We have revised the manuscript to clarify this point, explicitly stating that an overfitted model in this scenario would fail to generalize to new, unseen samples, thereby limiting its utility.
Comment 2: Figure F5 – is not very clear.
Response 2: Thank you for your feedback regarding Figure 5. We have now completely revised the figure to improve its legibility. In the new version, we have significantly enlarged the font size for all labels and added more detailed descriptions to ensure the content is clear and easy to understand. We hope that the revised figure now meets your expectations.
Comment 3: Does Figure 6 compare exactly the same data? I have the impression that the interpretation of this figure in the text is more elaborate than the figure itself. Because it is definitely less legible.
Response 3: Thank you for your careful observation and feedback on Figure 6. We appreciate the opportunity to clarify its content and purpose.

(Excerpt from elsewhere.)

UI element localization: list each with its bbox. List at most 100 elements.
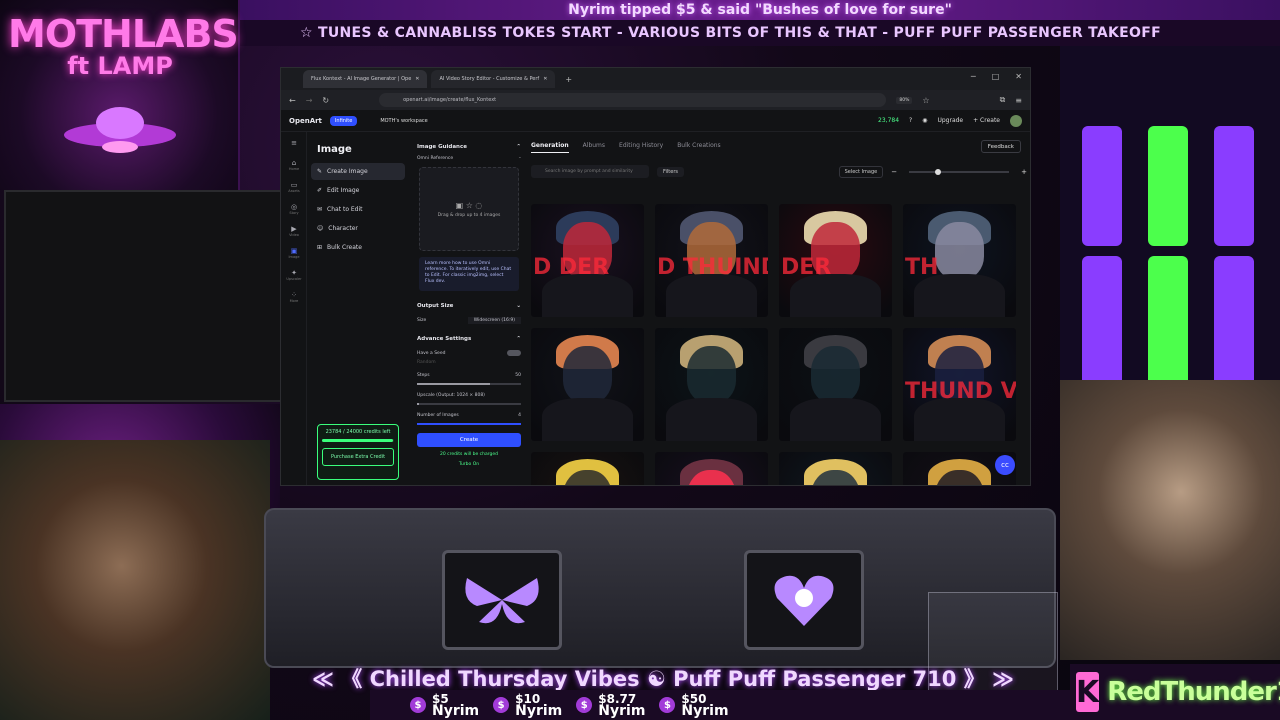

To answer your first question, yes, the figure compares patches derived from the exact same data file. The top row displays patches selected by the MetImage method, while the bottom row shows patches selected by our MSIMG method from that single sample, specifically showing the content from channels 11 to 16.
We understand your point regarding the figure's legibility and why our textual interpretation may seem more elaborate than what is immediately visible. The reason for the figure's appearance is a direct result of the inherent nature of mass spectrometry data, which is extremely sparse. When a small 224x224 region of the data is visualized, the vast majority of pixels correspond to background with zero intensity, while only a few pixels contain the actual signal peaks. This sparse appearance is normal for this type of data at this scale.

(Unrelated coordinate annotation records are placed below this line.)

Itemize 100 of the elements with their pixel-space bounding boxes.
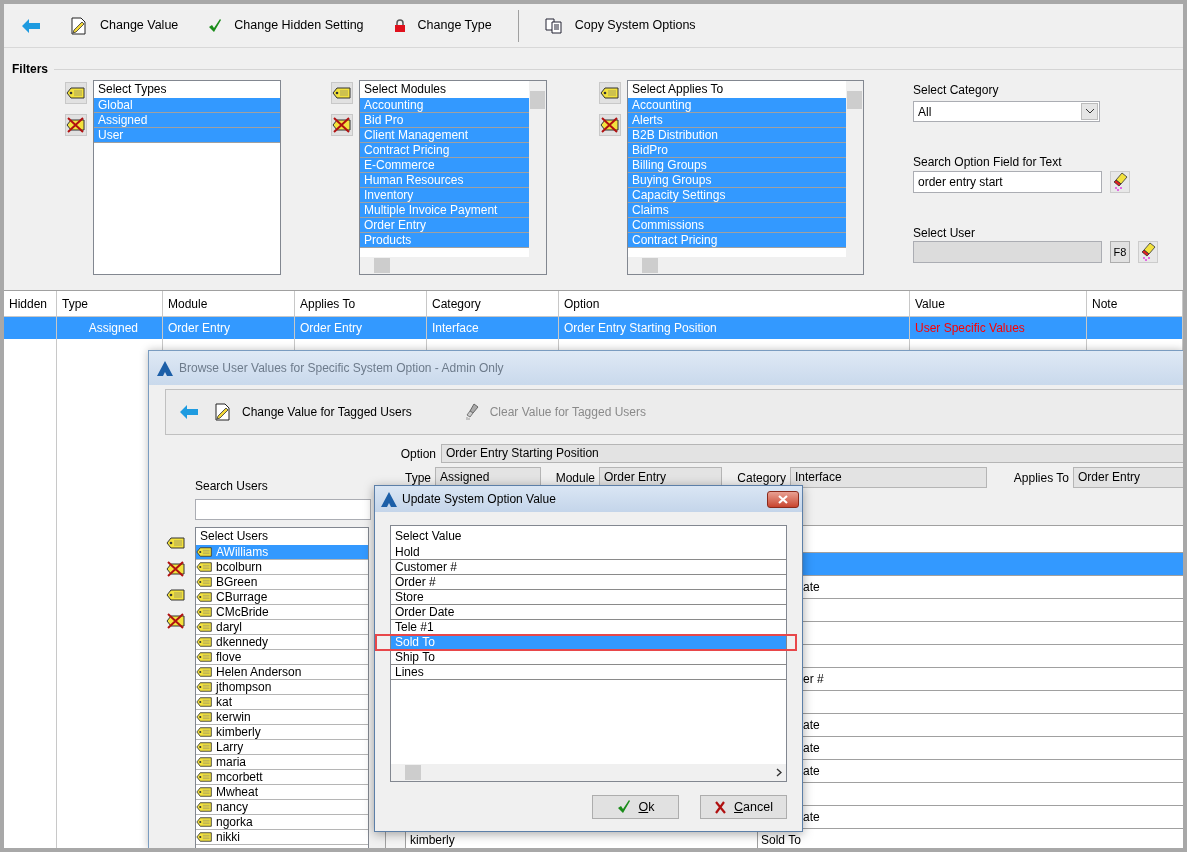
user-list[interactable]: Select Users AWilliams bcolburn BGreen CBurrage CMcBride daryl dkennedy flove Helen Anderson jthompson kat kerwin kimberly Larry maria mcorbett Mwheat nancy ngorka nikki <box>195 527 369 848</box>
scrollbar[interactable] <box>360 257 546 274</box>
tag-all-button[interactable] <box>599 82 621 104</box>
untag-all-button[interactable] <box>599 114 621 136</box>
list-item[interactable]: bcolburn <box>196 560 368 575</box>
list-item[interactable]: dkennedy <box>196 635 368 650</box>
list-item[interactable]: CBurrage <box>196 590 368 605</box>
table-cell: User Specific Values <box>910 317 1087 339</box>
column-header[interactable]: Applies To <box>295 291 427 316</box>
change-value-button[interactable]: Change Value for Tagged Users <box>214 397 412 427</box>
scrollbar[interactable] <box>628 257 863 274</box>
logo-icon <box>157 360 173 376</box>
clear-button[interactable] <box>1110 171 1130 193</box>
tag-icon <box>166 588 186 602</box>
list-item[interactable]: CMcBride <box>196 605 368 620</box>
ok-button[interactable]: Ok <box>592 795 679 819</box>
value-list[interactable]: Select Value Hold Customer # Order # Store Order Date Tele #1 Sold To Ship To Lines <box>390 525 787 782</box>
tag-icon <box>196 681 213 693</box>
list-item[interactable]: Lines <box>391 665 786 680</box>
table-cell: Order Entry Starting Position <box>559 317 910 339</box>
back-arrow-icon <box>22 18 40 33</box>
list-item[interactable]: Order Date <box>391 605 786 620</box>
table-cell: Interface <box>427 317 559 339</box>
tag-icon <box>332 86 352 100</box>
list-item[interactable]: Helen Anderson <box>196 665 368 680</box>
untag-all-button[interactable] <box>65 114 87 136</box>
list-item[interactable]: ngorka <box>196 815 368 830</box>
scroll-thumb[interactable] <box>374 258 390 273</box>
column-header[interactable]: Module <box>163 291 295 316</box>
tag-icon <box>196 831 213 843</box>
tag-icon <box>196 621 213 633</box>
list-item[interactable]: Larry <box>196 740 368 755</box>
list-item[interactable]: Mwheat <box>196 785 368 800</box>
change-value-button[interactable]: Change Value <box>70 10 179 41</box>
scroll-thumb[interactable] <box>405 765 421 780</box>
field-label: Option <box>399 445 437 463</box>
user-name: maria <box>216 755 246 769</box>
search-field[interactable]: order entry start <box>913 171 1102 193</box>
tag-icon <box>196 636 213 648</box>
tag-all-button[interactable] <box>331 82 353 104</box>
column-header[interactable]: Category <box>427 291 559 316</box>
list-item[interactable]: Store <box>391 590 786 605</box>
tag-icon <box>196 561 213 573</box>
scrollbar[interactable] <box>846 81 863 257</box>
table-cell-text: Sold To <box>761 832 801 848</box>
filter-list[interactable]: Select Applies To Accounting Alerts B2B Distribution BidPro Billing Groups Buying Groups Capacity Settings Claims Commissions Contract Pricing <box>627 80 864 275</box>
untag-all-button[interactable] <box>331 114 353 136</box>
list-item[interactable]: Hold <box>391 545 786 560</box>
search-field[interactable] <box>195 499 371 520</box>
user-name: CBurrage <box>216 590 268 604</box>
list-item[interactable]: nancy <box>196 800 368 815</box>
change-type-button[interactable]: Change Type <box>393 10 492 41</box>
user-name: nancy <box>216 800 249 814</box>
checkmark-icon <box>208 18 223 33</box>
column-header[interactable]: Value <box>910 291 1087 316</box>
tag-icon <box>196 651 213 663</box>
list-item[interactable]: maria <box>196 755 368 770</box>
list-item[interactable]: Order # <box>391 575 786 590</box>
category-dropdown[interactable]: All <box>913 101 1100 122</box>
section-title: Filters <box>12 61 48 78</box>
list-header: Select Types <box>97 81 168 98</box>
table-cell-text: er # <box>803 671 824 688</box>
column-header[interactable]: Option <box>559 291 910 316</box>
brush-icon <box>463 403 480 421</box>
list-item[interactable]: mcorbett <box>196 770 368 785</box>
field-label: Select Category <box>913 82 1000 96</box>
hidden-setting-button[interactable]: Change Hidden Setting <box>208 10 364 41</box>
tag-all-button[interactable] <box>65 82 87 104</box>
list-item[interactable]: BGreen <box>196 575 368 590</box>
scrollbar[interactable] <box>391 764 786 781</box>
list-item[interactable]: daryl <box>196 620 368 635</box>
tag-crossed-icon <box>66 117 86 133</box>
list-item[interactable]: jthompson <box>196 680 368 695</box>
option-field: Order Entry Starting Position <box>441 444 1183 463</box>
column-header[interactable]: Type <box>57 291 163 316</box>
scrollbar[interactable] <box>529 81 546 257</box>
filter-list[interactable]: Select Modules Accounting Bid Pro Client Management Contract Pricing E-Commerce Human Resources Inventory Multiple Invoice Payment Order Entry Products <box>359 80 547 275</box>
list-item[interactable]: kerwin <box>196 710 368 725</box>
copy-options-button[interactable]: Copy System Options <box>544 10 696 41</box>
list-item[interactable]: flove <box>196 650 368 665</box>
clear-button[interactable] <box>1138 241 1158 263</box>
table-cell: Order Entry <box>295 317 427 339</box>
user-name: kerwin <box>216 710 251 724</box>
tag-icon <box>196 591 213 603</box>
copy-icon <box>544 17 563 34</box>
eraser-icon <box>1140 242 1156 262</box>
scroll-thumb[interactable] <box>847 91 862 109</box>
window-title: Update System Option Value <box>402 491 557 508</box>
tag-icon <box>196 606 213 618</box>
list-item[interactable]: kimberly <box>196 725 368 740</box>
column-header[interactable]: Hidden <box>4 291 57 316</box>
list-item[interactable]: nikki <box>196 830 368 845</box>
column-header[interactable]: Note <box>1087 291 1183 316</box>
list-item[interactable]: kat <box>196 695 368 710</box>
list-item[interactable]: Customer # <box>391 560 786 575</box>
scroll-thumb[interactable] <box>642 258 658 273</box>
user-name: Helen Anderson <box>216 665 302 679</box>
close-button[interactable] <box>767 490 799 508</box>
scroll-thumb[interactable] <box>530 91 545 109</box>
cancel-button[interactable]: Cancel <box>700 795 787 819</box>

This is precisely why our textual interpretation is more detailed. The crucial difference, which is subtle visually but significant for the model, is what these sparse signals represent. Our MSIMG method is designed to center the patches on these signal "hotspots," thereby capturing meaningful and complete peak structures. In contrast, the grid-based MetImage method often selects patches that contain only background noise or arbitrarily cut fragments of a peak. This fundamental difference in the quality of the selected information is what we aimed to elaborate upon in the text.
We hope this clarifies the comparison and the reason for the figure's appearance. We appreciate your understanding of the challenges involved in visualizing such sparse data.
Comment 4: Figure 7 – the font size is inappropriate. The descriptions in the figures can only be read when greatly enlarged. Perhaps it would be worth considering rearranging the individual diagrams to make them more legible.
Response 4: Thank you for your feedback on the legibility of our figure. We have thoroughly revised this figure to address your concerns. Please note that due to the addition of another figure in the manuscript, this figure has now been renumbered to Figure 8. In the new version, we have significantly increased the font size of all text and labels. Following your suggestion, we have also rearranged the individual diagrams to make them larger and clearer, which we believe greatly improves the overall readability.
We hope the revised Figure 8 is now clear and effectively addresses your concerns.
Round 2
Reviewer 2 Report
Comments and Suggestions for AuthorsThe response and proper revisions were made in this manuscript according to my advice, and I think it is ready to move on to the publication phase.